Shell’s other subsidiaries in Nigeria include the Shell Nigeria Exploration and Production Company, which is focused on deepwater exploration and drilling; Shell Nigeria Gas, which supplies gas to industrial customers; and Shell Nigeria Oil Products, a downstream marketing company. Shell also has a 25.6% shareholding in Nigeria Liquefied Natural Gas, which is tapping the country’s abundant gas reserves.
Shell faces an ongoing challenge to maximise the output and efficiency of its operations while maintaining good relations with the government and local communities. It is the latter, particularly, that feel that not enough of the oil wealth has flowed back to them. Shell and other companies operating in the sector face violence and criminality under the cover of ethnic conflict.
In 2003, SPDC’s production facilities in the northern swamp area of the Niger Delta were shut down as a result of inter-ethnic war. Organised theft of crude oil by armed gangs is a major challenge for all oil companies operating in the country. During 2004, periods of high theft activity peaked at 60,000 barrels per day (b/d), while low theft activity reached 40,000 b/d. SPDC recorded 71 crude-oil theft incidents in 2004, representing a 20% drop from the previous year. However, the government has intensified its activities to tackle this growing crime. “During , 32 barges, six ships, six tugboats and 10 road tankers were seized and 63 suspects arrested,” reports SPDC.
Community-related disruptions (including closure of production facilities, seizure of assets, blocking of access and disruption of drilling activities) increased by 10% in 2004 compared with 2003. However, SPDC reports that fewer project days were lost. “In most cases, such community protests were peaceful and were resolved through dialogue,” says the company.
Corruption continues to be a major challenge for investors. However, SPDC reports: “The Nigerian government under President Obasanjo has been engaged in a vigorous anti-corruption campaign since it assumed office. For SPDC, our position is clear: the giving or receiving of bribes is prohibited in the conduct of our business.

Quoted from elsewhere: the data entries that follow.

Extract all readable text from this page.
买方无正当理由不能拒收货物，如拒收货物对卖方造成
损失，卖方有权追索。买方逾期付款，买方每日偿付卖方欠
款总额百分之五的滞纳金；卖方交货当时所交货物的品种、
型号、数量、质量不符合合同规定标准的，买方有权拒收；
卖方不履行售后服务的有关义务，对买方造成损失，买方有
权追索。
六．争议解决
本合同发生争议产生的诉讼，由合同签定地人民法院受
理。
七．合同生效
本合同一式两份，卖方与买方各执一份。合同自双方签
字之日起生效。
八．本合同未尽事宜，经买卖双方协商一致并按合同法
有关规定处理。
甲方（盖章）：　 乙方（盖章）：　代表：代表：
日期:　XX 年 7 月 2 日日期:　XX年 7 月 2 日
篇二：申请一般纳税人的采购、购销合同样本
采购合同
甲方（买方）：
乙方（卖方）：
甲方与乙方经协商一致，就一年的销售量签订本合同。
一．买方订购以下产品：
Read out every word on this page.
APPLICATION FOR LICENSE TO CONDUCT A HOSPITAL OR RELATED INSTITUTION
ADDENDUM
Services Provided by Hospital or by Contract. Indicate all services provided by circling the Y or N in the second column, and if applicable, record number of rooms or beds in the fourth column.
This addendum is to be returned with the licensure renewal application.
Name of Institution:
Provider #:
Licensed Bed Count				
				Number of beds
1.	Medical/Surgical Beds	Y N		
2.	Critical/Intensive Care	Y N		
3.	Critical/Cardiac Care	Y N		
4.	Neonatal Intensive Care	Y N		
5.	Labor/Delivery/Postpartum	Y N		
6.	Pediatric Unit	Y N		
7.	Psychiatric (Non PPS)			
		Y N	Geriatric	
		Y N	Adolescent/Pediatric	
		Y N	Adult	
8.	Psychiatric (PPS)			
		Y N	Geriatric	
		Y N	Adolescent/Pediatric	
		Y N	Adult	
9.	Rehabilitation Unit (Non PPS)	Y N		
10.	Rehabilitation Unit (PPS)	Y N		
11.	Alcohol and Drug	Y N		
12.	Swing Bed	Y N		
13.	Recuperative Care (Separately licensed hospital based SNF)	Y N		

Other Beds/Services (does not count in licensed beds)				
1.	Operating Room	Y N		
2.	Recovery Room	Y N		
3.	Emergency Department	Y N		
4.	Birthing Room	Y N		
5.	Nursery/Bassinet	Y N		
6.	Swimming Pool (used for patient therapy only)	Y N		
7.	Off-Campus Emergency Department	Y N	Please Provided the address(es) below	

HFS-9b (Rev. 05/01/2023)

We have also put in place appropriate measures to monitor, detect, investigate and take action where any breaches are established.”
The company has implemented a whistle-blowing policy that allows staff to report suspected fraud and breach of business ethics without necessarily disclosing their identity. “In the past few years, we have witnessed an increase in the number of reported cases, which may reflect growing confidence among staff in the policy,” says the company.
In 2004, SPDC employed 5000 staff directly. Of those, 95% were Nigerians and two-thirds came from the Niger Delta region. The company also employed 7000 contract staff.
Employing such a large number of staff in what is frequently a dangerous environment requires high levels of training and education. During 2004, the company worked on raising employee awareness of occupational health as well as safety issues. “Particular attention was devoted to the rapid communication of lateral learning from incidents, the application of consequence management on established violations and a ‘hearts and minds’ safety campaign,” says SPDC.